してみると、第一次上田合戦で、本城であり堅城で知られた砥石城ではなく上田城に昌幸が籠った理由もおぼろげに見えてきます。上杉からの援軍をアテにして渡河地点である古舟橋(曰理)を死守せねばならなかった、もしくは自分たちの撤退路として古舟橋(曰理)を死守せねばならなかったのでしょう。。
まあ、いずれにせよ、諏訪部村のあたり(上田城の西)の安全を確保する必要があったのでしょう。
はいコレ、いま気が付きました。このエントリを書いてる最中の 2019 年 9 月 14 日の、いま気が付きました。
……ええ、いやほんと、確信していましたよ。確信していましたとも。秀忠は身動きとれなくなったのだと。パパの命令は絶対。上田を無視して東山道は通れない。中山道は大幅なタイムロス。八方ふさがりですねん。
なにも飲み込んでなんかいませんよ。でもまぁ、99% の確信が 100% に変わったことについて喜びを表すにやぶさかじゃありません。
さて、曰理駅推定地の推定がどれくらい信用できるかというと、出土物から、おそらく間違いないだろうとのこと。
このへんの畑のどっかにあったらしいのですが、見逃しました(見逃したことに気づいた後、戻るほどでもない…と、あきらめました)。
というわけで、諏訪部で見て回ったものはこれですべて。
ただ、何かを飲み込んだわけではないのですが、ちょっと雑だったかなと悔やんでいるのは実はココです。
東山道をあきらめた秀忠は、実際、どういうルートで関ケ原へ向かったのか。
こんへん、えらい学者さんたちが知恵を絞って考えてることですから、私のチョイスだって正解とも間違いとも言い切れないわけです。
ただ、古東山道≒信玄の棒道としたのは、いくらページが足りなかったにしろ、雑な決めつけすぎたと思います。
つまり、古東山道(大宝で整備される以前の東山道)のルートなんて諏訪から佐久に出て碓氷峠から群馬へ、くらいしかわかってないのです。信玄の棒道だって、完全にわかってるわけじゃない。古東山道と信玄の棒道と現在の大門街道、三者が大門峠のあたりで被っていた可能性は高いけど、古東山道≒信玄の棒道≒大門街道と言えるほど重複してたかどうかはわかってないのですね。
ここはちょっと、マンガを描いた当時の調査不足、勘違いでした。
で、秀忠の立場になったとして、彼はどういうルートで関ケ原に向かったか考えましょう。
そもそもの秀忠の目的は、真田親子の討伐です。これはもう、ほかにありえないので適当に本を読んでください。彼等を放置しては主力の残っていない江戸が危ないのです。
が、その攻略の最中に、真田なんかほっといて急いで関ケ原へ来い!というパパのどやしつけが届きました。

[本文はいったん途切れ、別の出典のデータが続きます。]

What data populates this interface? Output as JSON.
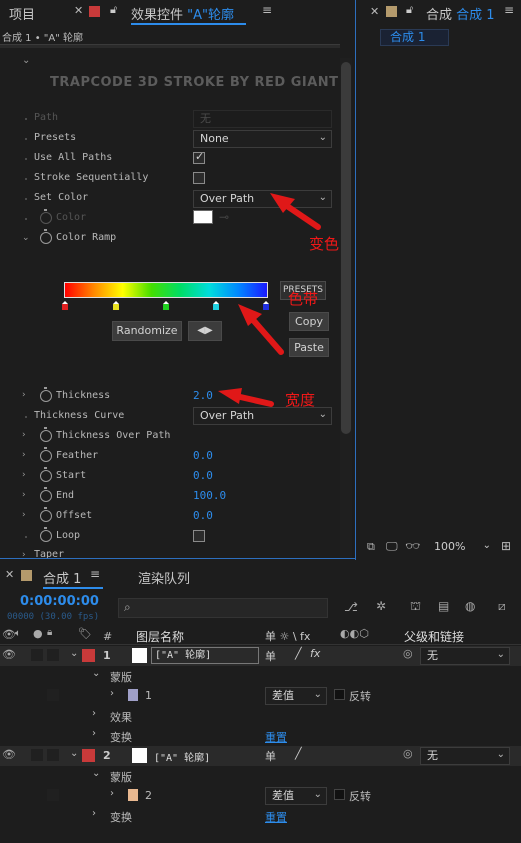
{
  "left_tabs": {
    "project": "项目",
    "effects_prefix": "效果控件",
    "effects_layer": "\"A\"轮廓"
  },
  "breadcrumb": "合成 1 • \"A\" 轮廓",
  "plugin_title": "TRAPCODE 3D STROKE BY RED GIANT",
  "props": {
    "path": {
      "label": "Path",
      "value": "无"
    },
    "presets": {
      "label": "Presets",
      "value": "None"
    },
    "use_all_paths": {
      "label": "Use All Paths",
      "checked": true
    },
    "stroke_seq": {
      "label": "Stroke Sequentially",
      "checked": false
    },
    "set_color": {
      "label": "Set Color",
      "value": "Over Path"
    },
    "color": {
      "label": "Color",
      "swatch": "#ffffff"
    },
    "color_ramp": {
      "label": "Color Ramp"
    },
    "thickness": {
      "label": "Thickness",
      "value": "2.0"
    },
    "thickness_curve": {
      "label": "Thickness Curve",
      "value": "Over Path"
    },
    "thickness_over_path": {
      "label": "Thickness Over Path"
    },
    "feather": {
      "label": "Feather",
      "value": "0.0"
    },
    "start": {
      "label": "Start",
      "value": "0.0"
    },
    "end": {
      "label": "End",
      "value": "100.0"
    },
    "offset": {
      "label": "Offset",
      "value": "0.0"
    },
    "loop": {
      "label": "Loop",
      "checked": false
    },
    "taper": {
      "label": "Taper"
    }
  },
  "ramp": {
    "presets_btn": "PRESETS",
    "copy_btn": "Copy",
    "paste_btn": "Paste",
    "randomize_btn": "Randomize",
    "stops": [
      "#e02020",
      "#e8e020",
      "#20d020",
      "#20d0e0",
      "#2030e0"
    ]
  },
  "annotations": {
    "color_change": "变色",
    "color_band": "色带",
    "width": "宽度"
  },
  "right_panel": {
    "tab_label": "合成",
    "tab_name": "合成 1",
    "comp_name": "合成 1",
    "zoom": "100%"
  },
  "timeline": {
    "tab_name": "合成 1",
    "render_queue": "渲染队列",
    "timecode": "0:00:00:00",
    "frames": "00000 (30.00 fps)",
    "search_placeholder": "",
    "col_hash": "#",
    "col_layer_name": "图层名称",
    "col_switches": "单 ☼ \\ fx",
    "col_parent": "父级和链接",
    "layers": [
      {
        "num": "1",
        "name": "[\"A\" 轮廓]",
        "parent": "无",
        "color": "#c83a3a"
      },
      {
        "num": "2",
        "name": "[\"A\" 轮廓]",
        "parent": "无",
        "color": "#c83a3a"
      }
    ],
    "masks_label": "蒙版",
    "mask1": {
      "num": "1",
      "mode": "差值",
      "invert": "反转",
      "color": "#a0a0c8"
    },
    "mask2": {
      "num": "2",
      "mode": "差值",
      "invert": "反转",
      "color": "#e8b890"
    },
    "effects_label": "效果",
    "transform_label": "变换",
    "reset_label": "重置"
  }
}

「岐阜城がアッサリ落ちたのはお前も聞いとるはずだがや!こっちに寝返った元・豊臣家臣たち強すぎでかんわ。わしらの勝ちが確定したわコレ。この状況で、ケリをつける最後の決戦に将軍がおらんかったら、戦後の政界再構築において徳川の発言権が弱まるがねタァケ!おみゃァは室町公方みたいな力のない将軍になりたいんか?」
てなことを使者は伝えたはずです。
しかし、急にそんなことを言われても、現場の秀忠&秀忠家臣団は困惑します。なぜなら、東山道以外に進軍に使える道が「無い」。中山道は、まだ整備されていないのです。真田を無視したくても、古舟橋が真田の手中にある限り、無視して渡河するわけにはいかないのですから、これはどうにも困ったことになりました。
はっきり言えば、秀忠は小田原合戦における秀吉の山中城攻略ばりのゴリ押しで、交渉なんかせず上田城を落として東山道を行くべきでした(A)。

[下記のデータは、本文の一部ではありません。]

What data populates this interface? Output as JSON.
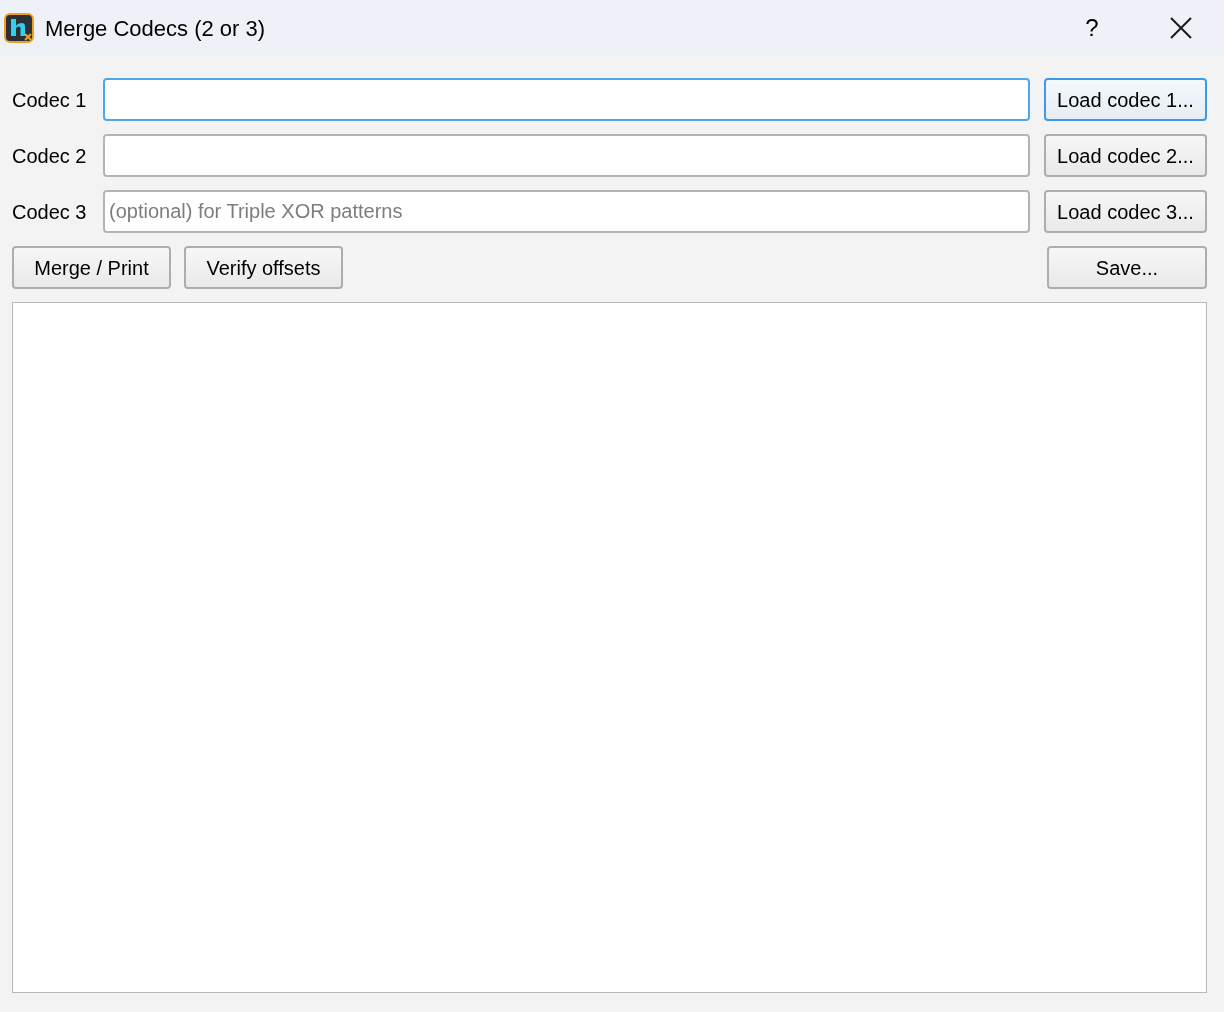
{
  "window": {
    "title": "Merge Codecs (2 or 3)",
    "help": "?"
  },
  "codec_rows": [
    {
      "label": "Codec 1",
      "focused": true,
      "button": {
        "label": "Load codec 1...",
        "default": true
      }
    },
    {
      "label": "Codec 2",
      "focused": false,
      "button": {
        "label": "Load codec 2...",
        "default": false
      }
    },
    {
      "label": "Codec 3",
      "focused": false,
      "placeholder": "(optional) for Triple XOR patterns",
      "button": {
        "label": "Load codec 3...",
        "default": false
      }
    }
  ],
  "actions": [
    {
      "label": "Merge / Print"
    },
    {
      "label": "Verify offsets"
    }
  ],
  "save_button": {
    "label": "Save..."
  }
}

真田が降伏すれば被害が少なくてすむわい……という甘い見通しで猶予を与えたのが間違いだったのです。
しかし、家康の催促をたずさえた使者の到着時点で、ゴリ押しする時間すら無くなっていました。
仮に大屋に橋があったとしましょう。大急ぎで大屋で渡河して、内村川の渓谷や武石川の渓谷を進む(B)はどうでしょうか?
しかし、秀忠は染谷台に陣を張っていますから、大急ぎで撤退しては第一次上田合戦における神川の大敗の二の舞です。

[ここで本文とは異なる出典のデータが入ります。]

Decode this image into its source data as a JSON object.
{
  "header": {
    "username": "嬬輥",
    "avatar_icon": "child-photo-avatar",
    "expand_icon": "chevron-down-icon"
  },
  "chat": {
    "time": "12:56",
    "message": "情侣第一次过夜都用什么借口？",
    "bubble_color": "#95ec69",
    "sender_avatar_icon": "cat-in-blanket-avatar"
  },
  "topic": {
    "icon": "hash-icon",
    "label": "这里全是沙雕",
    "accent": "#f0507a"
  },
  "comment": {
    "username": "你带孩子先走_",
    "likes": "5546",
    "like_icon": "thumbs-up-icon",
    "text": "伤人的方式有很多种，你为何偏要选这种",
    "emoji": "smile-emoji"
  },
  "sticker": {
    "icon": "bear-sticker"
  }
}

しかも(B)は上田城に近すぎます。真田のお膝元です。地の利のある真田に秀忠が拉致されれば、豊臣に一発逆転満塁打されるようなもんです。秀忠たちはこのルートを選ぶことはできません。
さらに言えば、中山道すらまだちゃんと整備されているわけではない状況です。それよりもっと細道であろう(B)に急いで押しかけても、渋滞が発生して、かえって行軍が遅くなっただけでしょう。拙作の『マンガでわかる第一次上田合戦』で描いた通りです。
つまり、東山道を進めない秀忠としては整備されていない中山道(C)と、大出山(長和町)の南側を通る、古東山道だったかもしれない脇街道の(C’)を選ぶしかありません。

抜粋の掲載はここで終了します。